The second problem is heterogeneous treatment effects, a term that describes different outcomes from the same treatment. Owing to often unobservable aspects such as immune system responses and perhaps even psychological states from placebo effects, treatments affect different people differently. The vast and growing literature on heterogeneous treatment effects merits careful study.19,42,43 For now, it is important to state that (1) the calculation of the average causal effect of a treatment may mask important differences and inhibit progress and that (2) instrumental variable models appear well suited to addressing heterogeneous treatment effects.

Finally, the problem of technological and/or therapeutic change requires careful consideration of the effect to be identified, estimated, and interpreted. Tied directly to the meaning of any effect, such considerations revolve around the nature of treatments and the research comparison/control groups used to evaluate them. The canonical RCT compares a new treatment to a placebo or perhaps the current standard of care. Such an approach is perfectly acceptable if the goal is to determine the degree of impact of a mature (as opposed to evolving) treatment on the outcome as compared to the placebo or standard of care. CER, however, often focuses on potentially helpful treatments that may be evolving. Therefore, CER investigators must not necessarily view assessments of novel treatments as conclusive; in practical terms, it is difficult to assess a moving target. Even worse, while potentially accurate, null or negative findings may undermine efforts to improve novel technologies or therapies until they are effective. 44–46

Conclusion

Comparative effectiveness research holds great promise to improve our understanding of what therapy works, where, and for whom.
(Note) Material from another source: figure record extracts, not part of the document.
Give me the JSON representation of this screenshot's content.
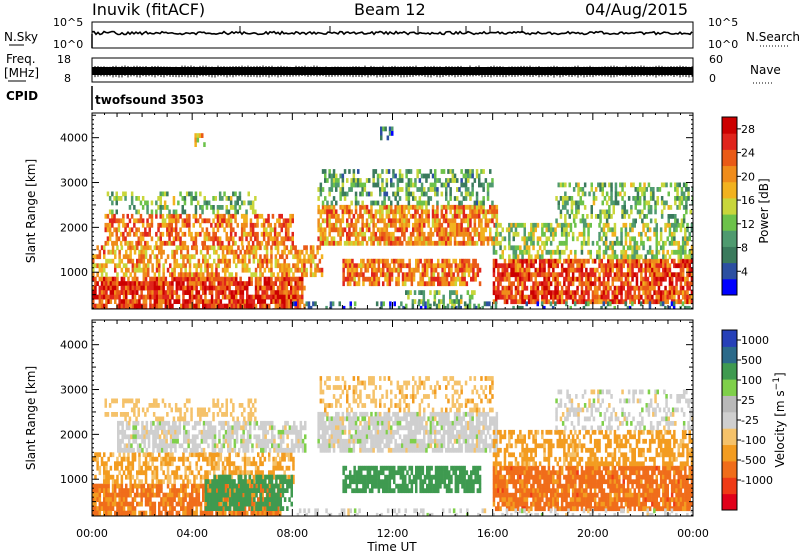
{
  "header": {
    "station": "Inuvik (fitACF)",
    "beam": "Beam 12",
    "date": "04/Aug/2015"
  },
  "strip_labels": {
    "nsky": "N.Sky",
    "nsky_top_tick": "10^5",
    "nsky_bottom_tick": "10^0",
    "nsearch": "N.Search",
    "nsearch_top_tick": "10^5",
    "nsearch_bottom_tick": "10^0",
    "freq_line1": "Freq.",
    "freq_line2": "[MHz]",
    "freq_top_tick": "18",
    "freq_bottom_tick": "8",
    "nave": "Nave",
    "nave_top_tick": "60",
    "nave_bottom_tick": "0",
    "cpid": "CPID",
    "cpid_value": "twofsound 3503"
  },
  "colors": {
    "power_scale": [
      "#0000ff",
      "#2c4fa1",
      "#3a7a5c",
      "#4f9a6f",
      "#6cc24a",
      "#c8d63b",
      "#f2b21f",
      "#ef8c1b",
      "#e95a17",
      "#e0241c",
      "#cc0000"
    ],
    "velocity_scale": [
      "#e0001a",
      "#ef3a16",
      "#f06d1a",
      "#f39c20",
      "#f5c26a",
      "#cfcfcf",
      "#b9b9b9",
      "#7fd04a",
      "#3f9a50",
      "#2b6a8a",
      "#2640b8"
    ],
    "velocity_mid": "#c4c4c4"
  },
  "chart_data": [
    {
      "type": "heatmap",
      "panel": "power",
      "ylabel": "Slant Range [km]",
      "y_ticks": [
        "1000",
        "2000",
        "3000",
        "4000"
      ],
      "ylim": [
        180,
        4550
      ],
      "x_ticks": [
        "00:00",
        "04:00",
        "08:00",
        "12:00",
        "16:00",
        "20:00",
        "00:00"
      ],
      "xlim_hours": [
        0,
        24
      ],
      "colorbar_label": "Power [dB]",
      "colorbar_ticks": [
        "4",
        "8",
        "12",
        "16",
        "20",
        "24",
        "28"
      ],
      "colorbar_range": [
        0,
        30
      ],
      "regions": [
        {
          "t0": 0.0,
          "t1": 8.5,
          "r0": 180,
          "r1": 900,
          "value": 26,
          "density": 0.85
        },
        {
          "t0": 0.0,
          "t1": 9.2,
          "r0": 900,
          "r1": 1600,
          "value": 20,
          "density": 0.6
        },
        {
          "t0": 0.5,
          "t1": 8.0,
          "r0": 1600,
          "r1": 2300,
          "value": 22,
          "density": 0.6
        },
        {
          "t0": 0.5,
          "t1": 6.5,
          "r0": 2300,
          "r1": 2800,
          "value": 11,
          "density": 0.4
        },
        {
          "t0": 9.0,
          "t1": 16.2,
          "r0": 1600,
          "r1": 2500,
          "value": 21,
          "density": 0.75
        },
        {
          "t0": 9.0,
          "t1": 16.0,
          "r0": 2500,
          "r1": 3300,
          "value": 10,
          "density": 0.45
        },
        {
          "t0": 10.0,
          "t1": 15.5,
          "r0": 750,
          "r1": 1300,
          "value": 22,
          "density": 0.75
        },
        {
          "t0": 12.5,
          "t1": 15.5,
          "r0": 250,
          "r1": 600,
          "value": 12,
          "density": 0.35
        },
        {
          "t0": 16.0,
          "t1": 24.0,
          "r0": 300,
          "r1": 1300,
          "value": 25,
          "density": 0.8
        },
        {
          "t0": 16.0,
          "t1": 24.0,
          "r0": 1300,
          "r1": 2100,
          "value": 13,
          "density": 0.55
        },
        {
          "t0": 18.5,
          "t1": 24.0,
          "r0": 2100,
          "r1": 3000,
          "value": 11,
          "density": 0.4
        },
        {
          "t0": 8.0,
          "t1": 24.0,
          "r0": 180,
          "r1": 350,
          "value": 6,
          "density": 0.25
        },
        {
          "t0": 4.0,
          "t1": 4.5,
          "r0": 3800,
          "r1": 4100,
          "value": 18,
          "density": 0.4
        },
        {
          "t0": 11.5,
          "t1": 12.0,
          "r0": 4000,
          "r1": 4250,
          "value": 6,
          "density": 0.5
        }
      ]
    },
    {
      "type": "heatmap",
      "panel": "velocity",
      "ylabel": "Slant Range [km]",
      "y_ticks": [
        "1000",
        "2000",
        "3000",
        "4000"
      ],
      "ylim": [
        180,
        4550
      ],
      "x_ticks": [
        "00:00",
        "04:00",
        "08:00",
        "12:00",
        "16:00",
        "20:00",
        "00:00"
      ],
      "xlim_hours": [
        0,
        24
      ],
      "xlabel": "Time UT",
      "colorbar_label": "Velocity [m s^-1]",
      "colorbar_ticks": [
        "-1000",
        "-500",
        "-100",
        "-25",
        "25",
        "100",
        "500",
        "1000"
      ],
      "regions": [
        {
          "t0": 0.0,
          "t1": 7.5,
          "r0": 180,
          "r1": 900,
          "value": -300,
          "density": 0.85
        },
        {
          "t0": 0.0,
          "t1": 8.0,
          "r0": 900,
          "r1": 1600,
          "value": -120,
          "density": 0.55
        },
        {
          "t0": 1.0,
          "t1": 8.5,
          "r0": 1600,
          "r1": 2300,
          "value": 0,
          "density": 0.7
        },
        {
          "t0": 0.5,
          "t1": 6.5,
          "r0": 2300,
          "r1": 2800,
          "value": -60,
          "density": 0.35
        },
        {
          "t0": 4.5,
          "t1": 8.0,
          "r0": 350,
          "r1": 1100,
          "value": 200,
          "density": 0.7
        },
        {
          "t0": 9.0,
          "t1": 16.2,
          "r0": 1600,
          "r1": 2500,
          "value": 0,
          "density": 0.8
        },
        {
          "t0": 9.0,
          "t1": 16.0,
          "r0": 2500,
          "r1": 3300,
          "value": -80,
          "density": 0.35
        },
        {
          "t0": 10.0,
          "t1": 15.5,
          "r0": 750,
          "r1": 1300,
          "value": 260,
          "density": 0.75
        },
        {
          "t0": 16.0,
          "t1": 24.0,
          "r0": 300,
          "r1": 1300,
          "value": -350,
          "density": 0.85
        },
        {
          "t0": 16.0,
          "t1": 24.0,
          "r0": 1300,
          "r1": 2100,
          "value": -150,
          "density": 0.55
        },
        {
          "t0": 18.5,
          "t1": 24.0,
          "r0": 2100,
          "r1": 3000,
          "value": 0,
          "density": 0.35
        },
        {
          "t0": 8.0,
          "t1": 24.0,
          "r0": 180,
          "r1": 350,
          "value": 0,
          "density": 0.3
        }
      ]
    }
  ]
}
Efforts such as the Observational Medical Outcomes Partnership (OMOP) experiment, which take a systematic approach to exploring how specific methods work to address particular questions, expand our understanding of how observational data and methods may be used for surveillance and outcomes research. To the extent that the CER and Patient-Centered Outcomes Research (PCOR) communities participate in these efforts, they will benefit from greater insights into the strengths and limitations of inference from observational data. In this way, CER may be viewed as part of a larger effort centered on learning health care systems. The coupling of agglomerated health systems with electronic medical records translates into an unprecedented abundance of data for CER. The question, however, is whether the data are suited to answering a given question.
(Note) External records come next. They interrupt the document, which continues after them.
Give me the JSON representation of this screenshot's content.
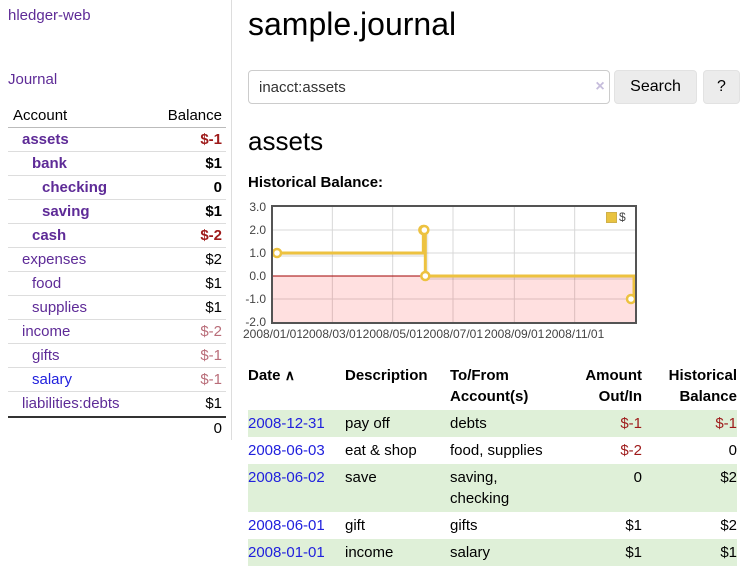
{
  "app": {
    "brand": "hledger-web",
    "nav_journal": "Journal"
  },
  "colors": {
    "accent_purple": "#5e2b97",
    "link_blue": "#2121dd",
    "negative_strong": "#9e1a1a",
    "negative_muted": "#b96d79",
    "row_green": "#dff0d8",
    "chart_line_yellow": "#edc240",
    "chart_zero_line": "#a00000",
    "chart_negative_region": "#fbdcdc",
    "chart_border": "#545454"
  },
  "sidebar": {
    "header": {
      "account": "Account",
      "balance": "Balance"
    },
    "rows": [
      {
        "account": "assets",
        "balance": "$-1",
        "depth": 0,
        "bold": true,
        "balance_style": "negative",
        "link_color": "purple"
      },
      {
        "account": "bank",
        "balance": "$1",
        "depth": 1,
        "bold": true,
        "balance_style": "normal",
        "link_color": "purple"
      },
      {
        "account": "checking",
        "balance": "0",
        "depth": 2,
        "bold": true,
        "balance_style": "normal",
        "link_color": "purple"
      },
      {
        "account": "saving",
        "balance": "$1",
        "depth": 2,
        "bold": true,
        "balance_style": "normal",
        "link_color": "purple"
      },
      {
        "account": "cash",
        "balance": "$-2",
        "depth": 1,
        "bold": true,
        "balance_style": "negative",
        "link_color": "purple"
      },
      {
        "account": "expenses",
        "balance": "$2",
        "depth": 0,
        "bold": false,
        "balance_style": "normal",
        "link_color": "purple"
      },
      {
        "account": "food",
        "balance": "$1",
        "depth": 1,
        "bold": false,
        "balance_style": "normal",
        "link_color": "purple"
      },
      {
        "account": "supplies",
        "balance": "$1",
        "depth": 1,
        "bold": false,
        "balance_style": "normal",
        "link_color": "purple"
      },
      {
        "account": "income",
        "balance": "$-2",
        "depth": 0,
        "bold": false,
        "balance_style": "negative-muted",
        "link_color": "purple"
      },
      {
        "account": "gifts",
        "balance": "$-1",
        "depth": 1,
        "bold": false,
        "balance_style": "negative-muted",
        "link_color": "purple"
      },
      {
        "account": "salary",
        "balance": "$-1",
        "depth": 1,
        "bold": false,
        "balance_style": "negative-muted",
        "link_color": "blue"
      },
      {
        "account": "liabilities:debts",
        "balance": "$1",
        "depth": 0,
        "bold": false,
        "balance_style": "normal",
        "link_color": "purple"
      }
    ],
    "total_balance": "0"
  },
  "main": {
    "title": "sample.journal",
    "search": {
      "query": "inacct:assets",
      "clear_icon": "×",
      "button_label": "Search",
      "help_label": "?"
    },
    "account_title": "assets",
    "chart_label": "Historical Balance:"
  },
  "chart_data": {
    "type": "line",
    "step": true,
    "title": "Historical Balance",
    "series": [
      {
        "name": "$",
        "color": "#edc240",
        "points": [
          {
            "date": "2008-01-01",
            "value": 1
          },
          {
            "date": "2008-06-01",
            "value": 2
          },
          {
            "date": "2008-06-02",
            "value": 2
          },
          {
            "date": "2008-06-03",
            "value": 0
          },
          {
            "date": "2008-12-31",
            "value": -1
          }
        ]
      }
    ],
    "x_ticks": [
      "2008/01/01",
      "2008/03/01",
      "2008/05/01",
      "2008/07/01",
      "2008/09/01",
      "2008/11/01"
    ],
    "y_ticks": [
      3.0,
      2.0,
      1.0,
      0.0,
      -1.0,
      -2.0
    ],
    "x_range": [
      "2008-01-01",
      "2009-01-01"
    ],
    "ylim": [
      -2,
      3
    ],
    "grid": true,
    "legend_position": "top-right",
    "zero_line_color": "#a00000",
    "negative_region": true
  },
  "register": {
    "headers": {
      "date": "Date",
      "sort_icon": "∧",
      "description": "Description",
      "accounts": "To/From Account(s)",
      "amount": "Amount Out/In",
      "balance": "Historical Balance"
    },
    "rows": [
      {
        "date": "2008-12-31",
        "description": "pay off",
        "accounts": "debts",
        "amount": "$-1",
        "amount_negative": true,
        "balance": "$-1",
        "balance_negative": true
      },
      {
        "date": "2008-06-03",
        "description": "eat & shop",
        "accounts": "food, supplies",
        "amount": "$-2",
        "amount_negative": true,
        "balance": "0",
        "balance_negative": false
      },
      {
        "date": "2008-06-02",
        "description": "save",
        "accounts": "saving, checking",
        "amount": "0",
        "amount_negative": false,
        "balance": "$2",
        "balance_negative": false
      },
      {
        "date": "2008-06-01",
        "description": "gift",
        "accounts": "gifts",
        "amount": "$1",
        "amount_negative": false,
        "balance": "$2",
        "balance_negative": false
      },
      {
        "date": "2008-01-01",
        "description": "income",
        "accounts": "salary",
        "amount": "$1",
        "amount_negative": false,
        "balance": "$1",
        "balance_negative": false
      }
    ]
  }
}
This paper aimed to shore up the inferential foundations of CER by explaining the fundamental issue of effect identification. Effect identification precedes statistical estimation in the logic of empirical research, although, in practice, the core principles of identification are too rarely considered. Effect identification involves the discernment of causal effects from among competing explanations. CER that does not embrace the principles of identification will yield limited if not misleading results.

The standards of effect identification are demanding. Few CER investigations will meet the requirements for a fully identified effect, especially in observational designs. In fact, the search for competing hypotheses to explain a given result is endless, but it does not mean that “unidentified” effects are useless. Rather, the practice of identification illuminates the assumptions needed for drawing credible conclusions and highlighting the need for greater transparency in studies designed to assess treatment effects. As advocated here, recognition and forthright communication of the challenges associated with CER will advance comparative effectiveness research.

In the end, this paper maintains that, armed with an understanding of effect identification, CER is a promising strategy for advancing scientific understanding of what works best under what conditions. So-called “big data” from medical records may not yield better or more useful results. As in all scientific endeavors, what is required is the coupling of the right question to the appropriate data and methods.